Reflexionaba Denubis sobre su superior y también sobre la sacerdotisa, de la que no había tenido noticia desde que la depositara entre los muros del Templo, cuando sintió en su brazo el contacto de unos dedos. Dio un respingo y miró en su derredor con la culpabilidad dibujada en sus rasgos, preguntándose si alguien había detectado su actitud distraída y se disponía a delatarlo. Al principio no adivinó quién le había tocado, ya que sus dos vecinos estaban sumidos en sus plegarias, mas un segundo aviso le hizo comprender que la ligera presión provenía de alguien situado a su espalda. Un rápido vistazo en ese sentido le reveló la presencia de una mano, que se deslizaba cautelosa por la cortina de separación entre la galería donde se hallaba junto a los Hijos Venerables y las antecámaras que la rodeaban.

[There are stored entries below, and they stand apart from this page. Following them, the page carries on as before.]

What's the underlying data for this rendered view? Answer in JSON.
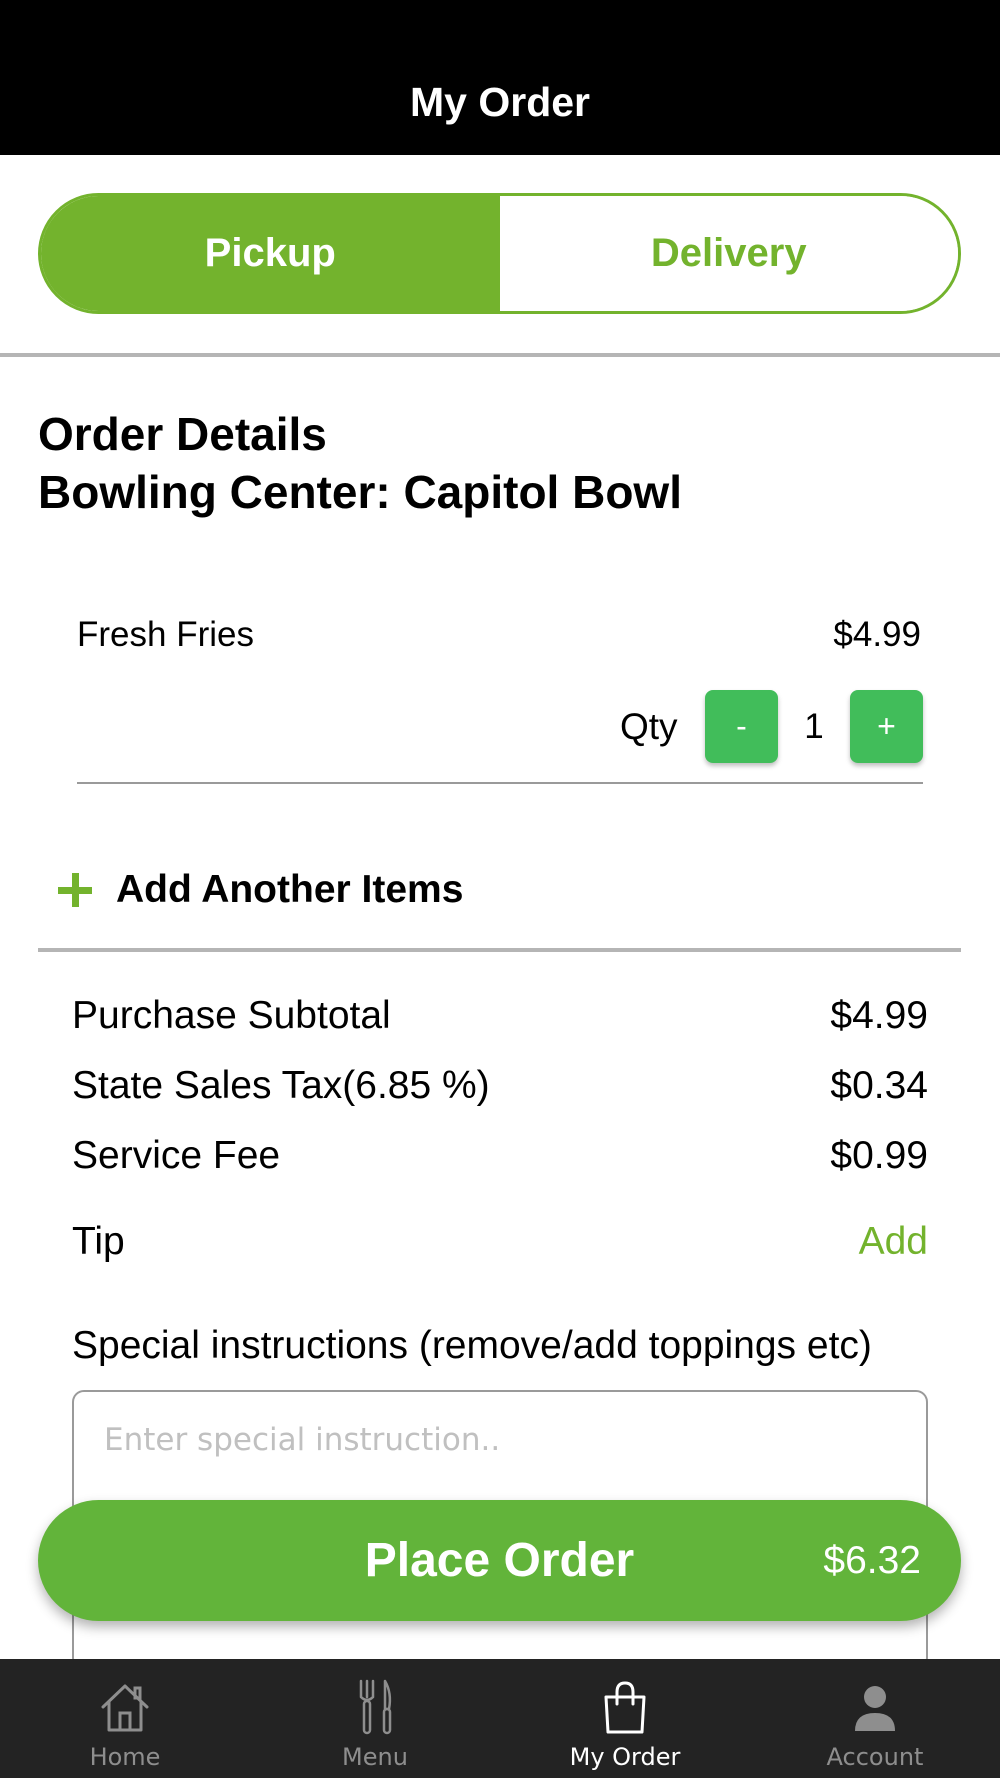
{
  "header": {
    "title": "My Order"
  },
  "order_type": {
    "pickup_label": "Pickup",
    "delivery_label": "Delivery",
    "selected": "Pickup"
  },
  "details": {
    "title_line1": "Order Details",
    "title_line2": "Bowling Center: Capitol Bowl"
  },
  "item": {
    "name": "Fresh Fries",
    "price": "$4.99",
    "qty_label": "Qty",
    "minus": "-",
    "qty": "1",
    "plus": "+"
  },
  "add_items": {
    "label": "Add Another Items"
  },
  "summary": {
    "subtotal_label": "Purchase Subtotal",
    "subtotal_value": "$4.99",
    "tax_label": "State Sales Tax(6.85 %)",
    "tax_value": "$0.34",
    "fee_label": "Service Fee",
    "fee_value": "$0.99",
    "tip_label": "Tip",
    "tip_action": "Add"
  },
  "instructions": {
    "label": "Special instructions (remove/add toppings etc)",
    "placeholder": "Enter special instruction..",
    "value": ""
  },
  "place_order": {
    "label": "Place Order",
    "total": "$6.32"
  },
  "tabbar": {
    "items": [
      {
        "label": "Home",
        "icon": "home-icon"
      },
      {
        "label": "Menu",
        "icon": "fork-knife-icon"
      },
      {
        "label": "My Order",
        "icon": "shopping-bag-icon",
        "active": true
      },
      {
        "label": "Account",
        "icon": "person-icon"
      }
    ]
  },
  "colors": {
    "accent": "#73b32d",
    "qty_button": "#41bd5a",
    "top_bar": "#000000",
    "tab_bar": "#232323"
  }
}
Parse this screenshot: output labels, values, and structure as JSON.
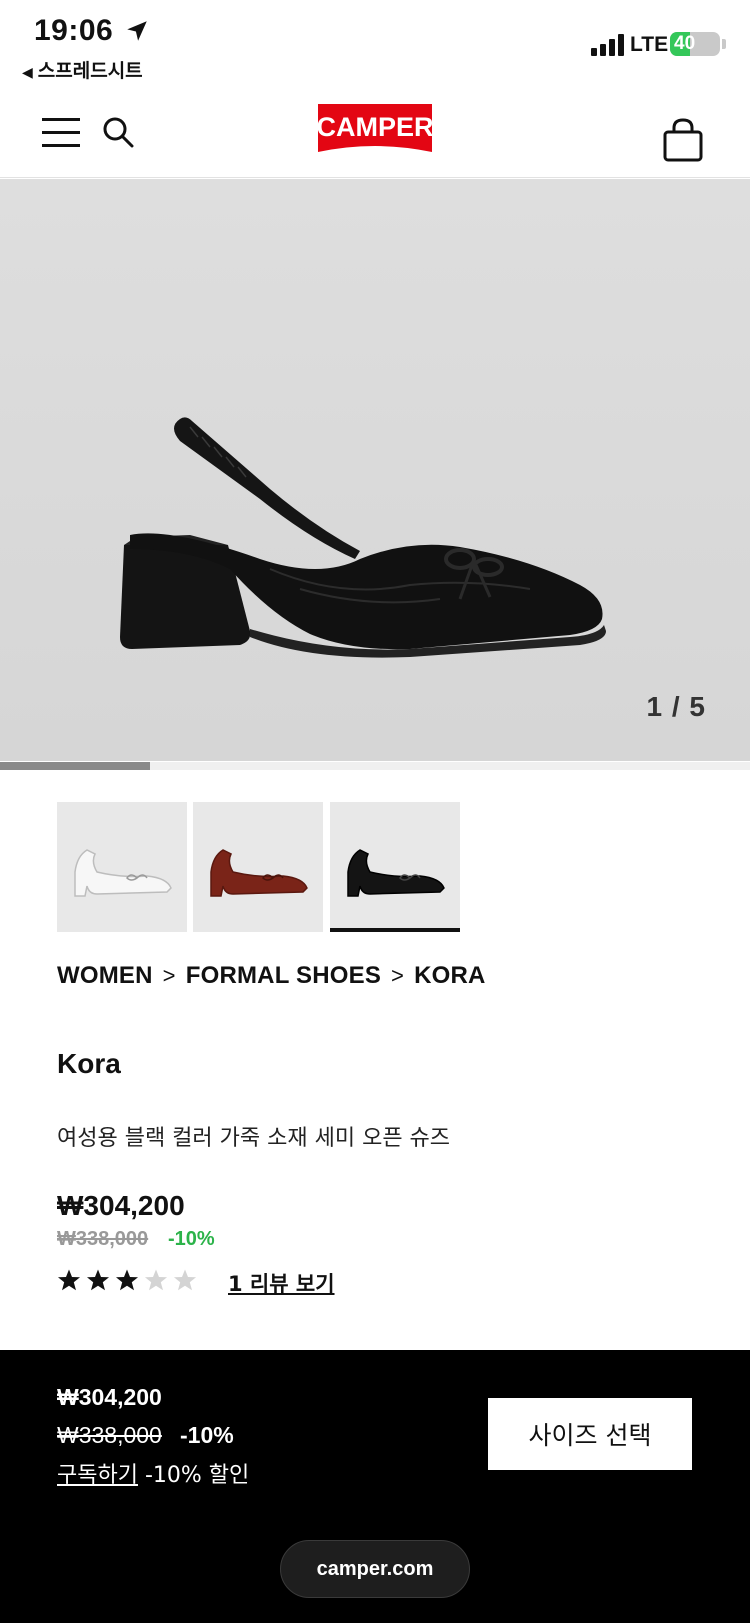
{
  "status_bar": {
    "time": "19:06",
    "back_app": "스프레드시트",
    "network": "LTE",
    "battery": "40",
    "battery_level": 0.4
  },
  "header": {
    "logo": "CAMPER"
  },
  "hero": {
    "counter": "1 / 5",
    "progress": 0.2
  },
  "thumbnails": [
    {
      "color": "white",
      "selected": false
    },
    {
      "color": "brown",
      "selected": false
    },
    {
      "color": "black",
      "selected": true
    }
  ],
  "breadcrumb": {
    "items": [
      "WOMEN",
      "FORMAL SHOES",
      "KORA"
    ],
    "separator": ">"
  },
  "product": {
    "name": "Kora",
    "description": "여성용 블랙 컬러 가죽 소재 세미 오픈 슈즈",
    "price": "₩304,200",
    "original_price": "₩338,000",
    "discount": "-10%",
    "rating": 3,
    "rating_max": 5,
    "review_link": "1 리뷰 보기"
  },
  "bottom_bar": {
    "price": "₩304,200",
    "original_price": "₩338,000",
    "discount": "-10%",
    "subscribe_link": "구독하기",
    "subscribe_text": "-10% 할인",
    "size_button": "사이즈 선택",
    "url": "camper.com"
  },
  "colors": {
    "brand_red": "#e30613",
    "discount_green": "#2cb34a",
    "bottom_bar_bg": "#000000"
  }
}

La misteriosa mano le hizo señal de acercarse y el clérigo, desconcertado, abandonó su lugar en la hilera y tanteó con sigilo la cortina, tratando de traspasarla sin llamar la atención. La mano se había retirado y no encontraba ninguna abertura entre los pliegues de grueso terciopelo, de modo que comenzó a agitarlos hasta que al fin, convencido de que todas las miradas de los peregrinos confluían en su persona, descubrió la salida y la cruzó a trompicones.
Un joven acólito de plácido porte se inclinó en una reverencia ante el sudoroso eclesiástico, ajeno a su turbación.
—Te ruego que me disculpes por interrumpirte en tus oraciones, Hijo Venerable, pero el Príncipe de los Sacerdotes solicita que le dediques unos minutos de tu tiempo si no te causa grave inconveniente.
El discípulo pronunció esta fórmula de cortesía con tal naturalidad que a ningún observador casual le habría extrañado escuchar una negativa de Denubis, algo así como: «Ahora me es imposible, me reclaman otros deberes. Quizá más tarde».
Sin embargo, Denubis no dijo nada semejante. Palideció y murmuró la consabida frase de «Será un honor», que el acólito recibió sin inmutarse por la fuerza de la costumbre. Asintió mediante un ademán de cabeza, dio media vuelta y guió al clérigo, a través de los ventilados y sinuosos pasillos del Templo, hacia las habitaciones privadas del máximo dignatario de Istar.